What does it ever mean to state that an action is good or terrible in and of itself, according to Aquinas’ assumptions? Is it our thought that determines if an activity is good or bad?

Some, like as Hume, believed that reason is and should be the slave of the passions, and that it can never pretend to be anything other than their servant and obeyer. Morality, they claimed, is decided by feelings.

Some thinkers, such as Thomas Aquinas and the stoic Duns Scotus, believed that right reason is the moral standard. As a result, anything that is ethically wrong is in line with correct reason. But how can one tell whether abortion, euthanasia, contraception, and other practices are morally acceptable, especially when there are so many educated people who disagree?


In relation to “Thomas Aquinas,” the major goal of this research/work study is to critically assess various notions of morality and reason, as well as see how morality is directed by reason. It is also meant to serve as a catalyst for prospective students at Nigerian universities and tertiary institutions to improve their grasp of morality and reason.

This research project aims to provide more light on rational and moral ideas, values, and advantages.


One of the important aspects of this research is that it highlights the beauty of morality and reason in general. This research will also allow us to distinguish between ancient and modern ideas of morality and rationality.

It will be extremely beneficial if man pays attention to his rationality and moral values in order to build and live in a better society. If this is done, man and society will improve, reducing immorality and irrational behavior.


Another important aspect of this project/work study is that it aims to reveal some of the flaws in man’s approach to morality and reason.

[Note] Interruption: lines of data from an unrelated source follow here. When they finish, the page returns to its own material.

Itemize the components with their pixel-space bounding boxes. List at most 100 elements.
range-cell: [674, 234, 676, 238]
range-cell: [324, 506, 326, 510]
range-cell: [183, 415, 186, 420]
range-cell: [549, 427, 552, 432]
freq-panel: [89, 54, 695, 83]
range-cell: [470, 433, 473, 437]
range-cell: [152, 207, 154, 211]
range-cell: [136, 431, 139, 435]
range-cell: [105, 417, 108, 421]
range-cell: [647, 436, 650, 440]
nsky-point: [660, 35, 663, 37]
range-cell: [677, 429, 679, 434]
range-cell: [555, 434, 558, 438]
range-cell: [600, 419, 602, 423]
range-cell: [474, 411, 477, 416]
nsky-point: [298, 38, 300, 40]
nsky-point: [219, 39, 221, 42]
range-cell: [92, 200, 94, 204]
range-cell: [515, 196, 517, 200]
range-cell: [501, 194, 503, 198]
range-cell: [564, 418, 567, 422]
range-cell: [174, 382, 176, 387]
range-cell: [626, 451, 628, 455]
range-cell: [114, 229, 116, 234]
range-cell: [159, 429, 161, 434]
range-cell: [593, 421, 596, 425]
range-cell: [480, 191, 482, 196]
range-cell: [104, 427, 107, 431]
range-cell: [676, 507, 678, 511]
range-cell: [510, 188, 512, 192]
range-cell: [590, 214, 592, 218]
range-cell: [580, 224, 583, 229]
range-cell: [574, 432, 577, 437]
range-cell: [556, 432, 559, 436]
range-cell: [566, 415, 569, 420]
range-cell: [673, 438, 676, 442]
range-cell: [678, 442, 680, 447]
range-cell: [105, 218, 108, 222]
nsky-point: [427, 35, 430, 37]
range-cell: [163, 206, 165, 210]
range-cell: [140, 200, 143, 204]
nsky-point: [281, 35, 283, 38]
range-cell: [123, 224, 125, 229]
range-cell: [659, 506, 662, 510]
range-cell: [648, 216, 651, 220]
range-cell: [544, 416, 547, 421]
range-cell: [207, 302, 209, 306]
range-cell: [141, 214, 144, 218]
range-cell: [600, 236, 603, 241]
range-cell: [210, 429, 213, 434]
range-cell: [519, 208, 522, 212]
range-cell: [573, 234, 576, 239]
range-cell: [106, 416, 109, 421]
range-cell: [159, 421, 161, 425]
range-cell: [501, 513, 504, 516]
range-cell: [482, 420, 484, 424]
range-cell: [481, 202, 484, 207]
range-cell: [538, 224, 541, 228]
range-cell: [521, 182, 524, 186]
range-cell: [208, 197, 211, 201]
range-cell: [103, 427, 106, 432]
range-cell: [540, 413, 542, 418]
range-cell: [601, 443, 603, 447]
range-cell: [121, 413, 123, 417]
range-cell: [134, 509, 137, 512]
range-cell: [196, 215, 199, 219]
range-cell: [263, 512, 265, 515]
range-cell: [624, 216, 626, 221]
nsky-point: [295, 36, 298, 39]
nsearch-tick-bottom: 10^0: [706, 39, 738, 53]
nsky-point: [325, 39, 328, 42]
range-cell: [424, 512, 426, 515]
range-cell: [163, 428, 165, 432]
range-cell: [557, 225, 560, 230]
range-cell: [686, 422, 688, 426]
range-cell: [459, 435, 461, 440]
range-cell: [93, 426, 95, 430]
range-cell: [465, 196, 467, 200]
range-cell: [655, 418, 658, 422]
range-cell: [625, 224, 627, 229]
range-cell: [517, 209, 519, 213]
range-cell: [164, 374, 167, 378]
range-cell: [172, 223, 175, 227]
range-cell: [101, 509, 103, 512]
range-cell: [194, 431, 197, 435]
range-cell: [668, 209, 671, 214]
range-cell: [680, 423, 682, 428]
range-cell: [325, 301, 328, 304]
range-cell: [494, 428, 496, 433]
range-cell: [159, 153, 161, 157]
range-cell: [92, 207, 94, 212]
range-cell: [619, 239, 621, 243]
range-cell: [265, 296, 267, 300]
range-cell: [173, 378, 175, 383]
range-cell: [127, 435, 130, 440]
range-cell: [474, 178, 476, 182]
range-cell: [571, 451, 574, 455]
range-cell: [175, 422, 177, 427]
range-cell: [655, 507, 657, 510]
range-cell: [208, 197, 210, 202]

The fundamental line of attention in this research/work study is Aquinas’ view of morality in relation to reason, which is in line with the precept of human endeavor and his surroundings. Different conceptions of morality and reason will also be given priority and specific attention in order to critically evaluate them.


According to Aristotle, a work’s process determines its specialization. The method shows how a thing is done. In light of this, I’ve opted to make extensive use of historical and critical philosophical inquiry methods. Other approaches to be used in this research/work study include a thorough review of other relevant philosophical and religious books, publications, articles, and authority.